Drafted at the request of a reader:
State Attorneys General should build on what has been learned through Jackson v. Ventavia, Pfizer et al; Bridges v. Houston Methodist Hospital, and Texas, Oklahoma et al v. US Department of Health and Human Services, Xavier Becerra et al, (4:23-cv-00066-Y)…
And file federal complaints against the US Congress and US presidents, at the Supreme Court, under SCOTUS original jurisdiction on constitutional matters (US Constitution, Art III.S2.C2.2), to have the Public Health Emergencies sections of the Public Health Service Act (42 USC 247d through 42 USC 247d-12) and the Expanded access to unapproved therapies and diagnostics sections of the Food Drug and Cosmetics Act (21 USC 360bbb through 21 USC 360bbb-8d) declared null and void ab initio (from the beginning)…

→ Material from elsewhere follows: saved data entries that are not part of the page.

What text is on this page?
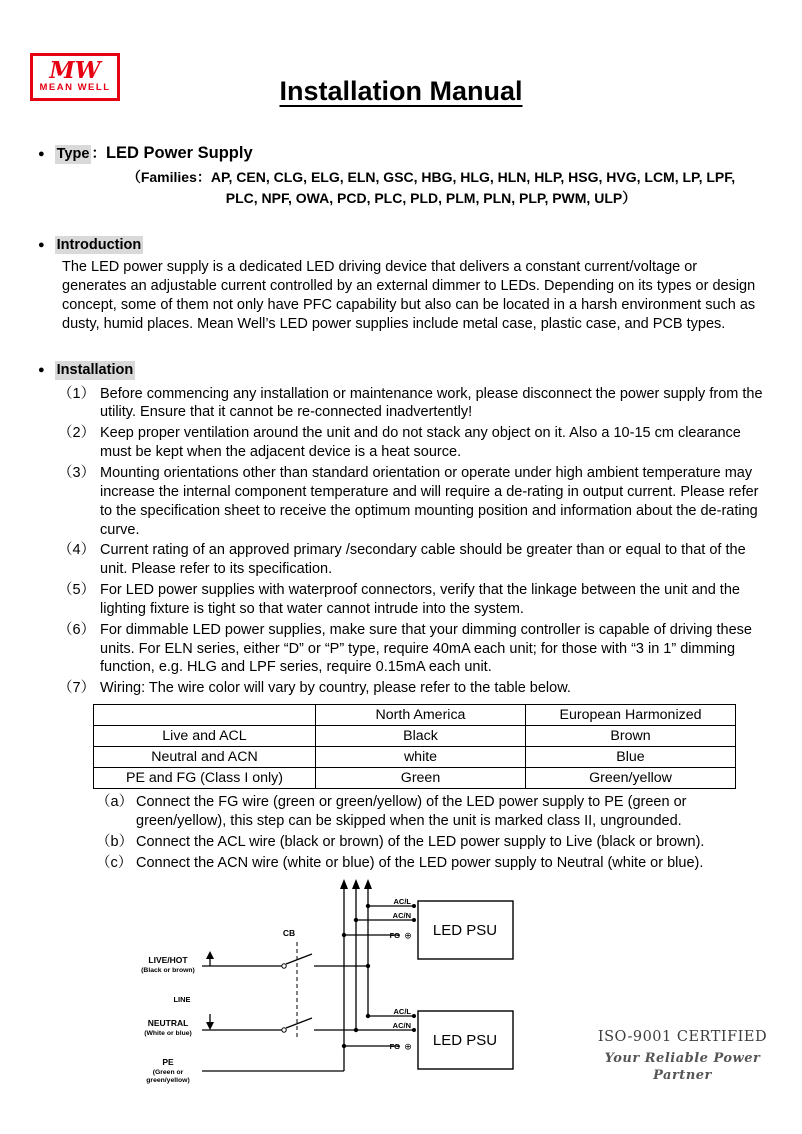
MW
MEAN WELL	Installation Manual
● Type ： LED Power Supply
（Families：AP, CEN, CLG, ELG, ELN, GSC, HBG, HLG, HLN, HLP, HSG, HVG, LCM, LP, LPF, PLC, NPF, OWA, PCD, PLC, PLD, PLM, PLN, PLP, PWM, ULP）
● Introduction

The LED power supply is a dedicated LED driving device that delivers a constant current/voltage or generates an adjustable current controlled by an external dimmer to LEDs. Depending on its types or design concept, some of them not only have PFC capability but also can be located in a harsh environment such as dusty, humid places. Mean Well’s LED power supplies include metal case, plastic case, and PCB types.

● Installation
（1） Before commencing any installation or maintenance work, please disconnect the power supply from the utility. Ensure that it cannot be re-connected inadvertently!
（2） Keep proper ventilation around the unit and do not stack any object on it. Also a 10-15 cm clearance must be kept when the adjacent device is a heat source.
（3） Mounting orientations other than standard orientation or operate under high ambient temperature may increase the internal component temperature and will require a de-rating in output current. Please refer to the specification sheet to receive the optimum mounting position and information about the de-rating curve.
（4） Current rating of an approved primary /secondary cable should be greater than or equal to that of the unit. Please refer to its specification.
（5） For LED power supplies with waterproof connectors, verify that the linkage between the unit and the lighting fixture is tight so that water cannot intrude into the system.
（6） For dimmable LED power supplies, make sure that your dimming controller is capable of driving these units. For ELN series, either “D” or “P” type, require 40mA each unit; for those with “3 in 1” dimming function, e.g. HLG and LPF series, require 0.15mA each unit.
（7） Wiring: The wire color will vary by country, please refer to the table below.
	North America	European Harmonized
Live and ACL	Black	Brown
Neutral and ACN	white	Blue
PE and FG (Class I only)	Green	Green/yellow
（a） Connect the FG wire (green or green/yellow) of the LED power supply to PE (green or green/yellow), this step can be skipped when the unit is marked class II, ungrounded.
（b） Connect the ACL wire (black or brown) of the LED power supply to Live (black or brown).
（c） Connect the ACN wire (white or blue) of the LED power supply to Neutral (white or blue).
CB
LIVE/HOT
(Black or brown)
LINE
NEUTRAL
(White or blue)
PE
(Green or
green/yellow)
LED PSU
AC/L
AC/N
FG ⊕
LED PSU
AC/L
AC/N
FG ⊕
ISO-9001 CERTIFIED
Your Reliable Power Partner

Because those laws were enacted unconstitutionally outside the power (ultra vires) of Congress and Presidents to draft and sign any laws that:
enable US government officials operating within the executive and administrative branches to plan and commit mass fraud and mass murder using EUA "countermeasure" poisons and frauds to sicken and kill American people under "public health emergency" decrees;
block the constitutional separation of powers authority of federal courts to review and halt such criminal acts by the federal executive branch [42 USC 247d-6d(b)(7)];
block the constitutional separation of powers authority of Congress to review and halt such criminal acts by the federal executive branch [42 USC 247d-6d(b)(9)];
block the constitutional (federalism) authority of state, tribal and local authorities to review and halt such criminal acts by the federal executive branch [42 USC 247d-6d(b)(8)];
The state AG litigation should challenge two key Congressional acts: the 2004 Project Bioshield Act, and the 2005 Public Readiness and Emergency Preparedness (PREP) Act.
Without Congress enacting and US presidents signing those two laws, the mass fraud and mass murder of the Covid events could not have happened.
But because of the corruption of law that those two Congressional acts in 2004 and 2005 — and their precedent and successor acts — have wrought, the entire PHSA (first enacted 1944) and FDCA (first enacted 1938) should also be nullified and all executive branch public health agencies and programs should be judicially and/or legislatively dismantled.
They have been turned into criminal enterprises.